No-one in the room had time to process what had happened. There was another seriously ill child to treat.

The Jalalabad hospital caters to the population of five provinces, estimated by the Taliban government to be roughly five million people. And now the pressure on it has increased further. Most of the more than 700,000 Afghan refugees forcibly deported by Pakistan since late last year continue to stay in Nangarhar.

In the communities around the hospital, we found evidence of another alarming statistic released this year by the UN: that 45% of children under the age of five are stunted – shorter than they should be – in Afghanistan.

Robina’s two-year-old son Mohammed cannot stand yet and is much shorter than he should be.

BBC/Imogen Anderson Robina and MohammedBBC/Imogen Anderson

Robina worries Mohammed will never be able to walk

“The doctor has told me that if he gets treatment for the next three to six months, he will be fine. But we can’t even afford food. How do we pay for the treatment?” Robina asks.

She and her family had to leave Pakistan last year and now live in a dusty, dry settlement in the Sheikh Misri area, a short drive on mud tracks from Jalalabad.

“I’m scared he will become disabled and he will never be able to walk,” Robina says.

“In Pakistan, we also had a hard life. But there was work. Here my husband, a labourer, rarely finds work. We could have treated him if we were still in Pakistan.”

BBC/Imogen Anderson Sheikh Misri VillageBBC/Imogen Anderson

Homes in the Sheikh Misri area are largely made of mud and bricks

Unicef says stunting can cause severe irreversible physical and cognitive damage, the effects of which can last a lifetime and even affect the next generation.
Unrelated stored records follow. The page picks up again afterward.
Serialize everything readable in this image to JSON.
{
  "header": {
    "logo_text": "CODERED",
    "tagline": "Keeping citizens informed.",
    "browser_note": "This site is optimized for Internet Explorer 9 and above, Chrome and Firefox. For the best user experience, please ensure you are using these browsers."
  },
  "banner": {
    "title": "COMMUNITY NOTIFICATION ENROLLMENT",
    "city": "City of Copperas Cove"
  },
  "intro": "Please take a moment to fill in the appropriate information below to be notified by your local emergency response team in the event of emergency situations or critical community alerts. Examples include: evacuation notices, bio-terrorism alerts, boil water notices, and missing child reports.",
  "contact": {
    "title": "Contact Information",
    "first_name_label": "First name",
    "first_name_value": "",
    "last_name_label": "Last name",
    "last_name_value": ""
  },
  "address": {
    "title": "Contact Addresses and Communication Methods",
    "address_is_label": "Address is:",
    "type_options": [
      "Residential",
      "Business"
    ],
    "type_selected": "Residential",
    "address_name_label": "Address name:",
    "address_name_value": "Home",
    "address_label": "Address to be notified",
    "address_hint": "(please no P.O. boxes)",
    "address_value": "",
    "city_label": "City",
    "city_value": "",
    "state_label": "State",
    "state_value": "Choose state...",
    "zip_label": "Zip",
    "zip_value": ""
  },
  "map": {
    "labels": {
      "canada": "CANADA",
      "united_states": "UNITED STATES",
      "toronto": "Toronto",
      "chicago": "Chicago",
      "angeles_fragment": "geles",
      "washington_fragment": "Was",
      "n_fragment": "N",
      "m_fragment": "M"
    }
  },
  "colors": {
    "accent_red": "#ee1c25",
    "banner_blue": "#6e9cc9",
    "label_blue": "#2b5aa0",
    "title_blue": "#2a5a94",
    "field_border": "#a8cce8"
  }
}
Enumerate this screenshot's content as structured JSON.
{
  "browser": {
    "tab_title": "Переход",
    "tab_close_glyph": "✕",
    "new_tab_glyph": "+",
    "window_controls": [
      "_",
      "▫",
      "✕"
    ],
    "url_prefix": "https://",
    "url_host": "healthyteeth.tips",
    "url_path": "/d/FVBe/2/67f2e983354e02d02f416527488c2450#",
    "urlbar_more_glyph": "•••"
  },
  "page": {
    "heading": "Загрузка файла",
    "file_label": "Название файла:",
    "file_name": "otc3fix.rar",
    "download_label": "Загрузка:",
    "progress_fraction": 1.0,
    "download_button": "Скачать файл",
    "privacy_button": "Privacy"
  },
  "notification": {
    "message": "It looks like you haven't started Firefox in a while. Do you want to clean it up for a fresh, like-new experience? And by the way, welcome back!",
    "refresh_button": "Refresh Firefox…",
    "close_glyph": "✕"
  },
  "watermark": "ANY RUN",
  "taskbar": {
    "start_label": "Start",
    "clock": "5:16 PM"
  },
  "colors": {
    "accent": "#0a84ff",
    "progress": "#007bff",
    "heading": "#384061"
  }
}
“Afghanistan is already struggling economically. If large sections of our future generation are physically or mentally disabled, how will our society be able to help them?” asks Dr Ghani.

Mohammad can be saved from permanent damage if he’s treated before it’s too late.

But the community nutrition programmes run by aid agencies in Afghanistan have seen the most dramatic cuts – many of them have received just a quarter of the funding that’s needed.

BBC/Imogen Anderson Sardar Gul with Umar and MujibBBC/Imogen Anderson

Sardar Gul says food sachets have really helped his younger son Mujib (on his lap)

In lane after lane of Sheikh Misri we meet families with malnourished or stunted children.

Sardar Gul has two malnourished children – three-year-old Umar and eight-month-old Mujib, a bright-eyed little boy he holds on his lap.

“A month ago Mujib’s weight had dropped to less than three kilos. Once we were able to register him with an aid agency, we started getting food sachets. Those have really helped him,” Sardar Gul says.

Mujib now weighs six kilos – still a couple of kilos underweight, but significantly improved.

It is evidence that timely intervention can help save children from death and disability.